American military officer

William Butler Remey (1842 – January 20, 1895) was an American military officer who served in the American Civil War and was the first Judge Advocate General of the Navy, serving from 1880 to 1892.

==Early life==
William Butler Remey was born in 1842, in Burlington, Iowa, to Eliza Smith (née Howland) and William Butler Remey. His father was captain of a steamboat in Burlington. He had two brothers, George C. Remey, who served in the Navy, and John T. Remey, president of the National State Bank in Burlington.

==Career==
Remey became a captain of a Burlington militia company known as the Zouave Light Guards, who organized in 1861. In 1861, Remey was appointed by Senator Grimes as a second lieutenant in the U.S. Marine Corps. From 1862 to 1863, he served on USS Sabine, a sailing frigate. He was promoted to first lieutenant around 1864 and served in the Norfolk Naval Shipyard from 1864 to 1865. He served on the USS North Carolina in 1865 and USS Vanderbilt from 1865 to 1867 and the USS New Hampshire in 1868. In 1869, he worked at the Marine Barracks in Philadelphia and as an instructor in army signals in Washington, D.C., between 1869 and 1870. He remained on duty at headquarters in Washington, D.C., from 1870 to 1871. In 1873, he was commissioned captain and took over command of the USS Colorado, serving there from 1873 to 1875. In 1875, he was detailed as fleet marine officer of the South Pacific Station. In 1876, he was assigned fleet marine officer of the North Atlantic Station.

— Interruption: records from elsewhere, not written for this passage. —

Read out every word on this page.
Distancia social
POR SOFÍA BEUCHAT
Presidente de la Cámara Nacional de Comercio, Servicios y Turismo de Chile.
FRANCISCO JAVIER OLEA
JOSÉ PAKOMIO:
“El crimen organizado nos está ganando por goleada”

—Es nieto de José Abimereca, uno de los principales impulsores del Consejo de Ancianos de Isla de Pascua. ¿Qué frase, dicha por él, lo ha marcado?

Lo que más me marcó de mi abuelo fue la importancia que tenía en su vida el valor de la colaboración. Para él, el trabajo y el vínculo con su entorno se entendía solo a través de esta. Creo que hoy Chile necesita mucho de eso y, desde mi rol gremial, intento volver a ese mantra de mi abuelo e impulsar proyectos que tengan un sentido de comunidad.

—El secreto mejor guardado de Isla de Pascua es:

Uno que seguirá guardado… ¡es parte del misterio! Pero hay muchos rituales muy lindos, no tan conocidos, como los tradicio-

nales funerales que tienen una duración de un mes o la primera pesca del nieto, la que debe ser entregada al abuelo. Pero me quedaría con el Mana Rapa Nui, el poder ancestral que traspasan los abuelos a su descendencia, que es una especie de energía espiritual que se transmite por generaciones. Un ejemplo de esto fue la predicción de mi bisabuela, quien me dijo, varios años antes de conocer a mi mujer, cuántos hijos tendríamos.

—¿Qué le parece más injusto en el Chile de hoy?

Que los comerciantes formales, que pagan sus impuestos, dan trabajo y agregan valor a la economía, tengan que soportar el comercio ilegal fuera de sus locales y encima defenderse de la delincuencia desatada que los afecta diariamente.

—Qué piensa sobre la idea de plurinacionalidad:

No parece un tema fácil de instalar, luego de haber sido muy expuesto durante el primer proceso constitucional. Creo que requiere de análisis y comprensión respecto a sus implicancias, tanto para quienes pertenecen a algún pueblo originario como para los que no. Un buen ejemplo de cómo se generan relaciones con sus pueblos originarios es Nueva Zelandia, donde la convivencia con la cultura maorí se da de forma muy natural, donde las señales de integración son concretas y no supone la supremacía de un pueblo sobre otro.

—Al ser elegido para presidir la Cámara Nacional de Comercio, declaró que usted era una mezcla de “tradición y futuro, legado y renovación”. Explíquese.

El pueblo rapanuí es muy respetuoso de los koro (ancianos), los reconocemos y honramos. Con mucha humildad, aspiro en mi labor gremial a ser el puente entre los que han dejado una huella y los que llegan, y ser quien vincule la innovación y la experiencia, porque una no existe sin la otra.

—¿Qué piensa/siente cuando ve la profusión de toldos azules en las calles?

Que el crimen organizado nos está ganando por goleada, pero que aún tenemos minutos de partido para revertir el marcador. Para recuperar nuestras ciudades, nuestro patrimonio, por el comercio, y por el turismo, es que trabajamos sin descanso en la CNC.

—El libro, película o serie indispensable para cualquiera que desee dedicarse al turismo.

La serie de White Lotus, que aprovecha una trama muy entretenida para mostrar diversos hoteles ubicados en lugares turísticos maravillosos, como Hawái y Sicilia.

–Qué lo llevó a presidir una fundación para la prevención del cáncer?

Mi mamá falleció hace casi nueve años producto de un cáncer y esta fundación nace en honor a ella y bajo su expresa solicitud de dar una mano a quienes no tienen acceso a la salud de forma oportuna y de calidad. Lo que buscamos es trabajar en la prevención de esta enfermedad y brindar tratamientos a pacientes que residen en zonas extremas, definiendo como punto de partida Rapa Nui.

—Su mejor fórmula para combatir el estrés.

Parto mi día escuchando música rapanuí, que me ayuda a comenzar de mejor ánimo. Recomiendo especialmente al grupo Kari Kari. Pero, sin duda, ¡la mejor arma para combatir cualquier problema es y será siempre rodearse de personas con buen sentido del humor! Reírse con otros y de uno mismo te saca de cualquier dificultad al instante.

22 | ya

In 1877, Remey was assigned to the Norfolk Naval Shipyard where he remained until 1880. On June 9, 1880, he was made colonel and the first Judge Advocate General of the Navy. He served in this role until his retirement on June 9, 1892, after reports of ill health surfaced.

==Personal life==
Remey was a companion of the District of Columbia Commandery of the Military Order of the Loyal Legion of the United States, a military society of Union military officers and their descendants.

Remey died on January 20, 1895, in Somerville, Massachusetts. He was buried at Aspen Grove Cemetery in Burlington, Iowa.